Wednesday, March 6, 2019

"Rend Your Hearts": Ash Wednesday

St. Jerome Doing Penance in His Study (c. 1618) by Luis Tristán


“Rend your hearts and not your garments,” the prophet Joel says to us today. Seems like kind of a strange thing to say, right? But if you read the Old Testament, you will disover that the tearing of one’s clothing was a traditional way to express extreme mourning. For example, when Job finds out all of his children have been killed, he tears his garments and prays for death. To rend one’s clothes was understood as a sign of devastation, utter loss.

The ashes we will receive on our foreheads today signify much the same thing. The ashes are not just a reminder about our own mortality; they tell us that we have lost something of immense importance. What have we lost? For what are we in mourning? That special gift from God that we call grace: a sharing in God’s divine life. When we sin, we reject that gift – we fracture that relationship with God. And when we recognize that fact, when we realize what we have lost, we feel sorrow and we mourn.

Fortunately, our God is a merciful God, and he never wants us to remain in that place of sorrow.

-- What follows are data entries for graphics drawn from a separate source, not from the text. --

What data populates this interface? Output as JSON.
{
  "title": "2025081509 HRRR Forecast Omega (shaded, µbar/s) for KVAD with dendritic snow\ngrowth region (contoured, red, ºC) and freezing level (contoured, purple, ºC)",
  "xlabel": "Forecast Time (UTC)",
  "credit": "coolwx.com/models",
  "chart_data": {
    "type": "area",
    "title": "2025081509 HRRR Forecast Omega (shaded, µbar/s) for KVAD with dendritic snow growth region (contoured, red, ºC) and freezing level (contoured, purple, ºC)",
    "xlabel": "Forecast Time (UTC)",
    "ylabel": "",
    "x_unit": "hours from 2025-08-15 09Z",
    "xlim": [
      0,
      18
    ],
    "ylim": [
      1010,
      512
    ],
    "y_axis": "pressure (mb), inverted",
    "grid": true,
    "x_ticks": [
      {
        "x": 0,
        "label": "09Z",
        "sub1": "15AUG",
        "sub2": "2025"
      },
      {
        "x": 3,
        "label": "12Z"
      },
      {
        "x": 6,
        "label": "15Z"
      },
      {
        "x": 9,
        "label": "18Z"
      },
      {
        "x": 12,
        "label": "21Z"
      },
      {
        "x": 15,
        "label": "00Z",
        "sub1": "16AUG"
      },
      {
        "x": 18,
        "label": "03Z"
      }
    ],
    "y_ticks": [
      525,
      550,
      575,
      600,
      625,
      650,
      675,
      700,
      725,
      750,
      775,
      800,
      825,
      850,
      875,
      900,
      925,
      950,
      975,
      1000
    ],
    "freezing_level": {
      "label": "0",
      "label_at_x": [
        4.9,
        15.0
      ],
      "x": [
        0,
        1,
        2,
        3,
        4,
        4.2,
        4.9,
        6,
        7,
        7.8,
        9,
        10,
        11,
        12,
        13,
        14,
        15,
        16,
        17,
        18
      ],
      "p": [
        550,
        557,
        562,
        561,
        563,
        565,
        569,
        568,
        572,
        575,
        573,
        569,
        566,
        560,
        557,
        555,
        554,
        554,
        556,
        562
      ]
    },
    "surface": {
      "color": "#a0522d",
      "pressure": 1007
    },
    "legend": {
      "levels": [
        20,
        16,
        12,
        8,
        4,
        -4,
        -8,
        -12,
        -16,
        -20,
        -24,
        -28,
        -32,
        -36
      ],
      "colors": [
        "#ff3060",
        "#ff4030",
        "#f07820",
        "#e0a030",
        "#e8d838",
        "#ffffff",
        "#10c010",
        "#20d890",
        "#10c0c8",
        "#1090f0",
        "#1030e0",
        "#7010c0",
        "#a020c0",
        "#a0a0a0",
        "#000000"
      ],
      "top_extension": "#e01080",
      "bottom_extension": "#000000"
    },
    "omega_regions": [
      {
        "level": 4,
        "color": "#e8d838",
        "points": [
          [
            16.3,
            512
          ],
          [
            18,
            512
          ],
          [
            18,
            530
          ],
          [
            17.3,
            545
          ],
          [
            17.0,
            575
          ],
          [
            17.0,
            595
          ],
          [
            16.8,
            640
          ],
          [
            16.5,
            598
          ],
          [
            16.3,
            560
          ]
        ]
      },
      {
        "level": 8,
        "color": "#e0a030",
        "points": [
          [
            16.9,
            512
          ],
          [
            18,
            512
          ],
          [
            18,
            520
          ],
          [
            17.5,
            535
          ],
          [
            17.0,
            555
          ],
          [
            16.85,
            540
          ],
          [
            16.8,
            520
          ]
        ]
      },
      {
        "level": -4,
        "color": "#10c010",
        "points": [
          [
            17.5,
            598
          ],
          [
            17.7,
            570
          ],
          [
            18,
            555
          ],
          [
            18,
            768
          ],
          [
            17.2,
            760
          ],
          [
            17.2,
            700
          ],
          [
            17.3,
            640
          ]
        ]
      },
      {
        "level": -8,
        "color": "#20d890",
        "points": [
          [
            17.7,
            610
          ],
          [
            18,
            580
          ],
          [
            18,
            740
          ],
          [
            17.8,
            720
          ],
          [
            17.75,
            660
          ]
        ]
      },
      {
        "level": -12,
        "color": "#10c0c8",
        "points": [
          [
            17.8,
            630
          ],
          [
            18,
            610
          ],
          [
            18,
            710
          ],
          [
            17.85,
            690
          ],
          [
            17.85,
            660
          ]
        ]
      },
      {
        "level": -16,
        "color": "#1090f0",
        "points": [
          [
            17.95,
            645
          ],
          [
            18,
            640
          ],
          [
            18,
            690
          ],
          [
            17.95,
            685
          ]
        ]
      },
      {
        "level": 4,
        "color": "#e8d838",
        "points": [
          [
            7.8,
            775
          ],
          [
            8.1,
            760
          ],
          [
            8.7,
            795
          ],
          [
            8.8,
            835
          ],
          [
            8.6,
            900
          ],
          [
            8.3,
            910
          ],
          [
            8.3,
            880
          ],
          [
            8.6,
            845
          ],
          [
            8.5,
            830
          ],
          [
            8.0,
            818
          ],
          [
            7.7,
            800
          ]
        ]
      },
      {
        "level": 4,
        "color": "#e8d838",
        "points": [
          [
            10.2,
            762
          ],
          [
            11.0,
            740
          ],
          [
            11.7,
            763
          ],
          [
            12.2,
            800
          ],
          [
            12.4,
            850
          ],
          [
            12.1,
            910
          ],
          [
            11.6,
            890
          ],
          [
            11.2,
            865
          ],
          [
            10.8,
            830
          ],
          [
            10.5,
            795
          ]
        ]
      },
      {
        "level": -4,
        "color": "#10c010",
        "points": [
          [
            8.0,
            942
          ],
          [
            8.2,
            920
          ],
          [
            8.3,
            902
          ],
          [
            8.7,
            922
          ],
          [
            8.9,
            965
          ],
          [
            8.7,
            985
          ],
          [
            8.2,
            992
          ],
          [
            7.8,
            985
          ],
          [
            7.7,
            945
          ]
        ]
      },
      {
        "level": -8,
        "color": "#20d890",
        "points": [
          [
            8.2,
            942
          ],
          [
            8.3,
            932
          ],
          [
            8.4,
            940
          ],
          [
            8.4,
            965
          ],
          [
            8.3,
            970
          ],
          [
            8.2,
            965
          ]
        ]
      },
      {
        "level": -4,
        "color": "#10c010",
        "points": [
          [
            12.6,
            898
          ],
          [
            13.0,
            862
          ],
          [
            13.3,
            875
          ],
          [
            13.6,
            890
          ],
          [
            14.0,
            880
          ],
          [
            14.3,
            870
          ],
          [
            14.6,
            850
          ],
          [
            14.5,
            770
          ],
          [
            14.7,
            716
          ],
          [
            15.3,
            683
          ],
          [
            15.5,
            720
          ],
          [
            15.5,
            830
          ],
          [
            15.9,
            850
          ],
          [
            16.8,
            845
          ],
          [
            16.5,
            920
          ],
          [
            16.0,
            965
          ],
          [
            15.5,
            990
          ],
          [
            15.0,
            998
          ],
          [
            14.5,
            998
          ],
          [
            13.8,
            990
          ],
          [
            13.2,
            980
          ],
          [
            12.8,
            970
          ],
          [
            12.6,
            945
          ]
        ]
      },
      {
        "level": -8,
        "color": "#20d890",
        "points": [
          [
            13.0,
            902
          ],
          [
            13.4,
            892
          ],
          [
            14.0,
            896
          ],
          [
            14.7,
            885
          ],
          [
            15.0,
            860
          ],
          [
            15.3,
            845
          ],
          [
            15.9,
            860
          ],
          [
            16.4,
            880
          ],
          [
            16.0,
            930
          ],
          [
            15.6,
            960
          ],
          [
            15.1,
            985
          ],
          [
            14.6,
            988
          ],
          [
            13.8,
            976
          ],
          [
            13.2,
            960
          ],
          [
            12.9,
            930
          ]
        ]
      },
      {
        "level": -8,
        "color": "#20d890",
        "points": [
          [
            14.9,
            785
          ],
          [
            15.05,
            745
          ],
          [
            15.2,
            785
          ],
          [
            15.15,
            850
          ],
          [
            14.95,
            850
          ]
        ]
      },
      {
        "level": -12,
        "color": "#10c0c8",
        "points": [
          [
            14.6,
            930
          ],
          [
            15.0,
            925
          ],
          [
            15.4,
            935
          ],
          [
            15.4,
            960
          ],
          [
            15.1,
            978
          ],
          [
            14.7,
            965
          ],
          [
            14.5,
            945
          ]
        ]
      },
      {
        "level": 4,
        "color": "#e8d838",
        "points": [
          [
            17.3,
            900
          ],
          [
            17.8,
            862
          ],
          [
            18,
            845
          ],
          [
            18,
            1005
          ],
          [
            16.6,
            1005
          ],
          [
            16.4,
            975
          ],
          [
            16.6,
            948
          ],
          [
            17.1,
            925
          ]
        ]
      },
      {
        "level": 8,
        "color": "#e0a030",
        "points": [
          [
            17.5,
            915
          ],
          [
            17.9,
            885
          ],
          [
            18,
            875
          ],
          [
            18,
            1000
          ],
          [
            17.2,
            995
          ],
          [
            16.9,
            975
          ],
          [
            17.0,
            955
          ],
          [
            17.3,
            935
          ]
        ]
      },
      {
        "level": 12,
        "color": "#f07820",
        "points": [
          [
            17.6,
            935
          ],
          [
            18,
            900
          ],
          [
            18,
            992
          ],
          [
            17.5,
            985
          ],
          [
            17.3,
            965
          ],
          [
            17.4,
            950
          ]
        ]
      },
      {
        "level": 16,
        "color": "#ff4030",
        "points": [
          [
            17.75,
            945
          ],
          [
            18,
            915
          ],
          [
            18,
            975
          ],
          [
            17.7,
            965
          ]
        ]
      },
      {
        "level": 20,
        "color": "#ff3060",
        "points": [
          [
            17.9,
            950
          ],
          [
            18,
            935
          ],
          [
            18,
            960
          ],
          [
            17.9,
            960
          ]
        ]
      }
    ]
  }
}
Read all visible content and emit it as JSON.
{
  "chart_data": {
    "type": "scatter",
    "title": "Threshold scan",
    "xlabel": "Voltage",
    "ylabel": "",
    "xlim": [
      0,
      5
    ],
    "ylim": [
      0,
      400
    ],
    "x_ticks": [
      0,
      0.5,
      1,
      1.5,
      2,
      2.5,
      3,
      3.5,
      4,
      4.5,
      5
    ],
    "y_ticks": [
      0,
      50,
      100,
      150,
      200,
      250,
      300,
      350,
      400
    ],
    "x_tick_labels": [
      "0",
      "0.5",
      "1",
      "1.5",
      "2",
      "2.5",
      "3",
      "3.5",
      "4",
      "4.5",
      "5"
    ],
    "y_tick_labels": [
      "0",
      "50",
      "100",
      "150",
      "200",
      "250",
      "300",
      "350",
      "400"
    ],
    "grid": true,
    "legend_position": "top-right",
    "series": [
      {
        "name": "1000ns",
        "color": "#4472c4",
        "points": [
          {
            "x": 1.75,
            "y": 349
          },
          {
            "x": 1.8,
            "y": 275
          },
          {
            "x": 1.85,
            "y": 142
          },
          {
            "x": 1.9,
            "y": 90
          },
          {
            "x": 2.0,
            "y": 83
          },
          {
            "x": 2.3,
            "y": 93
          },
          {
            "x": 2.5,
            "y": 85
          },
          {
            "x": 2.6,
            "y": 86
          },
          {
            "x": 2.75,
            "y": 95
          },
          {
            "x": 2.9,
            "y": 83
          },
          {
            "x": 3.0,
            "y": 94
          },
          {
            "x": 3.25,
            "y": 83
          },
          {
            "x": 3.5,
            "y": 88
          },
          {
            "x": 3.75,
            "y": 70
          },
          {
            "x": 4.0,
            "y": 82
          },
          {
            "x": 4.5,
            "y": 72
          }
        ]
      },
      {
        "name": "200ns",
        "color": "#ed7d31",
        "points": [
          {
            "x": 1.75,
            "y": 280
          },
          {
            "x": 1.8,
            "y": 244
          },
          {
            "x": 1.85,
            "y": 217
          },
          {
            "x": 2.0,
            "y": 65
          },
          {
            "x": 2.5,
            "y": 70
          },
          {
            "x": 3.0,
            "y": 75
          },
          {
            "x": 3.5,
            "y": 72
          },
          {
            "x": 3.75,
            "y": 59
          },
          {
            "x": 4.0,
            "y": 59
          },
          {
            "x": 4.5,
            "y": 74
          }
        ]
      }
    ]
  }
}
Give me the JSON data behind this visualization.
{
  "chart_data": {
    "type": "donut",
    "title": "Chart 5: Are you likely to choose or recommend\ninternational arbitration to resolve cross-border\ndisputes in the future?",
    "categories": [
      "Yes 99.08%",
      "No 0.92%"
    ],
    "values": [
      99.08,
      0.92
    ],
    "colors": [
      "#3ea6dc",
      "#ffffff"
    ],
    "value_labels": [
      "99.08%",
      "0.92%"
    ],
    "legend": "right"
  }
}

Instead he calls us back into relationship. When we repent, we receive anew his grace: his love, his freedom, his joy. But we don’t just go back to being the same as we were before – we should be changed, transformed, wiser for where we have gone astray and where God has brought us back.

The ashes we receive will be an exterior sign of our sinfulness, but exterior signs are not enough. As the prophet Joel says, what God really wants is a transformation of our heart. We can go to great lengths in our exterior penance – tearing our clothing, covering ourselves in ashes, or fasting and praying visibly as Jesus says in the Gospel. But none of that will do us any good at all unless we are also changed on the inside, unless we become aware of just how destructive sin is for our relationship with God. We tend to focus a lot on the individual sins we commit, but those are just indicative of the deeper problem: that too often you and I prefer our sins to the love of relationship with God. And so it is that we must learn to “rend” our hearts, to tear them away from the sinful things that they cling to. We cannot learn to love the Lord God as we should until we learn to hate the false things our hearts so often prefer.

Friends, this Lent, let’s take up our different penances and spiritual practices not just with the intention of trying to be a little bit better, a little bit holier, but instead with the desire to be completely new. Recognize what sin always does, what it costs you, and reject it completely. Allow God to transform your heart completely – indeed, to give you a new heart, a new way of living with him. “Rend your hearts, not your garments, and return to the LORD, your God. For gracious and merciful is he.”